Thanks to a tip from an informant, an Illinois man was recently charged in connection with the two-and-a-half-year-old robbery of a Jackson convenience store.
Anthony S. Mims, 33, of Collinsville, Ill., is accused of robbing the Stoggies Texaco on East Jackson Boulevard on June 20, 2000. Investigators said he used a gun to force store clerks to give him money.
If not for a tip from a probation violation suspect brought back from St. Clair County, Ill., Mims might not have been charged.
Jackson police detective Lt. James Humphreys was one of the original investigators on the Stoggies Texaco robbery.

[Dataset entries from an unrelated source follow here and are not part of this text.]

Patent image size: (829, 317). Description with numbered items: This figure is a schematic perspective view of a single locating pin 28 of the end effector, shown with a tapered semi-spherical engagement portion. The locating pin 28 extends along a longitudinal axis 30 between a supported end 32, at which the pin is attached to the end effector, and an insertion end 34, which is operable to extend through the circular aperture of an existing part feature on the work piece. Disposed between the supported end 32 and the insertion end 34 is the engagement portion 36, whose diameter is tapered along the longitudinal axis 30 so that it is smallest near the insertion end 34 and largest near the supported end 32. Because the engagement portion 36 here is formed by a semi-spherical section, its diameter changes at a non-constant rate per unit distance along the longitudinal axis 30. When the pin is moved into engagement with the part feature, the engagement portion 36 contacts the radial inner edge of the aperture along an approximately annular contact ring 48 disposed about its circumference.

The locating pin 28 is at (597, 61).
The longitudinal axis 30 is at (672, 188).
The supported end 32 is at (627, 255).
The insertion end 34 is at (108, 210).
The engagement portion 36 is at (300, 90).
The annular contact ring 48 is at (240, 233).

"I worked on it for a long time, and we checked every possible suspect here," he said. "The case went cold for a while, but a suspect in an unrelated case provided information on this robbery that led us to identify Mims."
When Harold Stufflebean, 36, of Collinsville, Ill., was arrested Nov. 19 on a warrant for not paying fines on his probation, he tried to work a deal, said detective Travis Sikes of the Cape Girardeau County Sheriff's Department.
Informant information
"Stufflebean stated that he would like to be placed back on probation in exchange for giving information on the robbery," Sikes wrote in a probable cause statement. "We informed Stufflebean that ... first we would have to have the information regarding the robbery to see if it is useful information before speaking to a prosecutor."
Stufflebean told investigators that Mims showed up at a house in Fredericktown, Mo., with $200 to $300 in cash, a gun and some beer and admitted to robbing the store, Sikes said in his statement.
While his $5,000 cash-only bond was amended Dec. 2 to a cash or surety bond, Stufflebean's probation violation charge has not been reduced and he is scheduled to appear in court Jan. 21. He posted bond on Dec. 10.
After speaking with Stufflebean, investigators contacted the two store clerks that were working the night of the robbery. Within seconds of being shown a photo lineup, the two clerks identified Mims as the man who robbed the store.
"I remember his face staring at me," one of the witnesses wrote.
Mims is currently serving time in an Illinois prison on an unrelated theft charge, Humphreys said. His bond in the robbery case was set at $75,000, but he may not be extradited any time soon.
Arrangements have not yet been made between agencies in Missouri and Illinois as to when Mims will be brought to Jackson to face the charge in court, said Cape Girardeau County Prosecuting Attorney Morley Swingle.